Power Electronics

Micro Fuel Cell Demonstrates High Power Output

Today at the Small Fuel Cells Conference in Washington, D.C., Neah Power Systems revealed it has reached a major milestone in the development of its micro fuel cell technology. The company recently demonstrated a fully integrated, multi-cell “stack” functioning as the core engine of a fuel cell based on the company’s silicon engine. The results verify the potential of the proprietary silicon-based architecture, which differs from the popular approach of the proton exchange membrane (PEM) direct methanol fuel cell (DMFC) system.

The fuel cell stack just demonstrated in the company’s laboratory consisted of three individual fuel cells connected in series to produce approximately 1.2 W to 1.3 W of output. Each cell in the string produces 0.3 V to 0.5 V at about 1 A. Fed by an external benchtop source of methanol, the fuel cell stack provided stable power output for approximately 1 hr, indicating the robustness of the company’s all-liquid silicon-based system. Power density levels exceeding 80 mW/cm² at room temperature were achieved.

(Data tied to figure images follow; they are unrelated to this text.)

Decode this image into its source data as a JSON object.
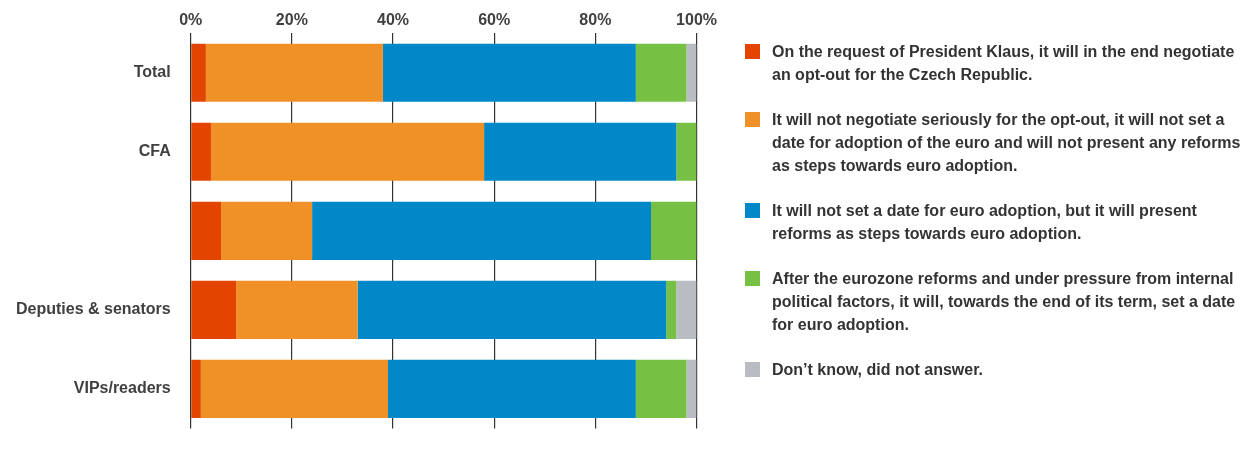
{
  "chart_data": {
    "type": "bar",
    "orientation": "horizontal",
    "stacked": true,
    "categories": [
      "Total",
      "CFA",
      null,
      "Deputies & senators",
      "VIPs/readers"
    ],
    "series": [
      {
        "name": "On the request of President Klaus, it will in the end negotiate an opt-out for the Czech Republic.",
        "color": "#e34400",
        "values": [
          3,
          4,
          6,
          9,
          2
        ]
      },
      {
        "name": "It will not negotiate seriously for the opt-out, it will not set a date for adoption of the euro and will not present any reforms as steps towards euro adoption.",
        "color": "#f09127",
        "values": [
          35,
          54,
          18,
          24,
          37
        ]
      },
      {
        "name": "It will not set a date for euro adoption, but it will present reforms as steps towards euro adoption.",
        "color": "#0088c8",
        "values": [
          50,
          38,
          67,
          61,
          49
        ]
      },
      {
        "name": "After the eurozone reforms and under pressure from internal political factors, it will, towards the end of its term, set a date for euro adoption.",
        "color": "#76c044",
        "values": [
          10,
          4,
          9,
          2,
          10
        ]
      },
      {
        "name": "Don’t know, did not answer.",
        "color": "#b9bcc2",
        "values": [
          2,
          0,
          0,
          4,
          2
        ]
      }
    ],
    "xlim": [
      0,
      100
    ],
    "xticks": [
      {
        "value": 0,
        "label": "0%"
      },
      {
        "value": 20,
        "label": "20%"
      },
      {
        "value": 40,
        "label": "40%"
      },
      {
        "value": 60,
        "label": "60%"
      },
      {
        "value": 80,
        "label": "80%"
      },
      {
        "value": 100,
        "label": "100%"
      }
    ],
    "grid": "x",
    "legend": "right"
  }
}
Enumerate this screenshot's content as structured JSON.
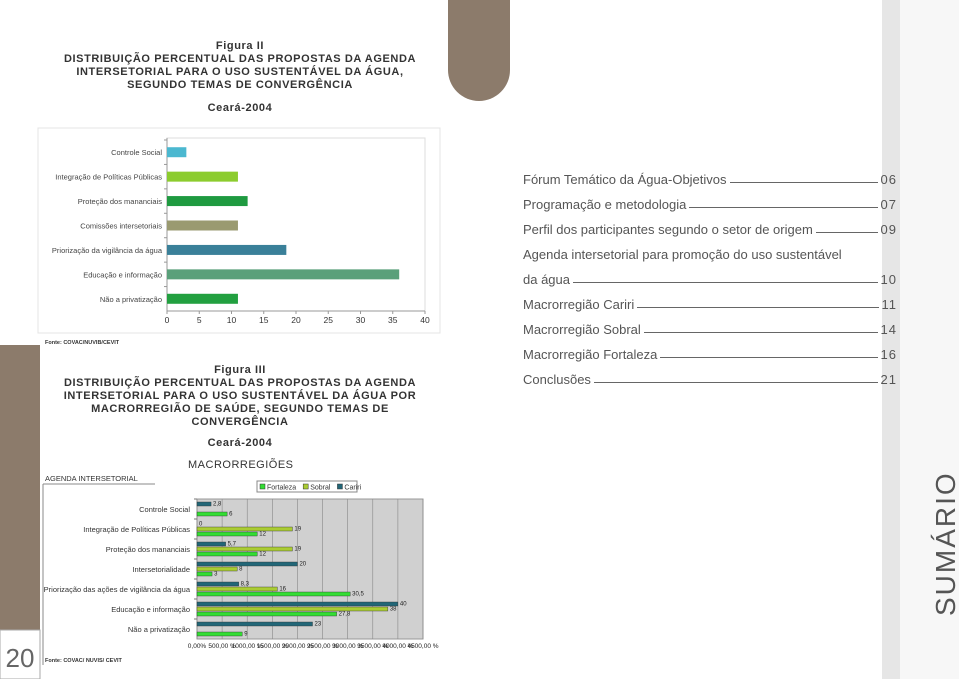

This system differs from the convention DMFC in that it does not contain a PEM. Instead, Neah Power Systems’ fuel cell uses liquid electrolyte and silicon-based electrodes. With its finely etched pores, the silicon electrode structure provides a 3D reaction zone that is said to increase the overall power density and efficiency of the fuel cell when compared with PEM-based DMFC systems.

The recently demonstrated fuel cell stack is less than one-third the size of the company’s first fuel cell stack prototype, which was demonstrated in 2003. To reduce the size of the stack, the company has optimized the electrode structure by doping the electrodes with new catalysts and conductive materials.

The company now is working to combine the fuel cell stack with a pump and power conversion circuitry to create a complete fuel cell prototype. The company expects to complete this prototype by the end of the year.

The military is said to be one of the likely first adopters of this fuel cell technology. Existing military radio systems now use a primary lithium battery, the BA-5590, for power. Weighing 1 kg and occupying a volume of 883 cc, this battery offers a capacity of 210 Wh. The corresponding energy density for this battery is 238 Wh/l and 206 Wh/kg.

Neah Power Systems intends to produce a fuel cell with power capability like that of the BA-5590, but with a weight of just 483 g and a volume of 286 cc. With the approximately 600 cc of remaining battery space used for fuel, the fuel cell will be able to deliver 9 W of output for 72 hr, or 648 Wh of capacity—three times that of the lithium battery. The company plans to produce qualification units for this fuel cell by 2006 and commercially ship units in volume the following year.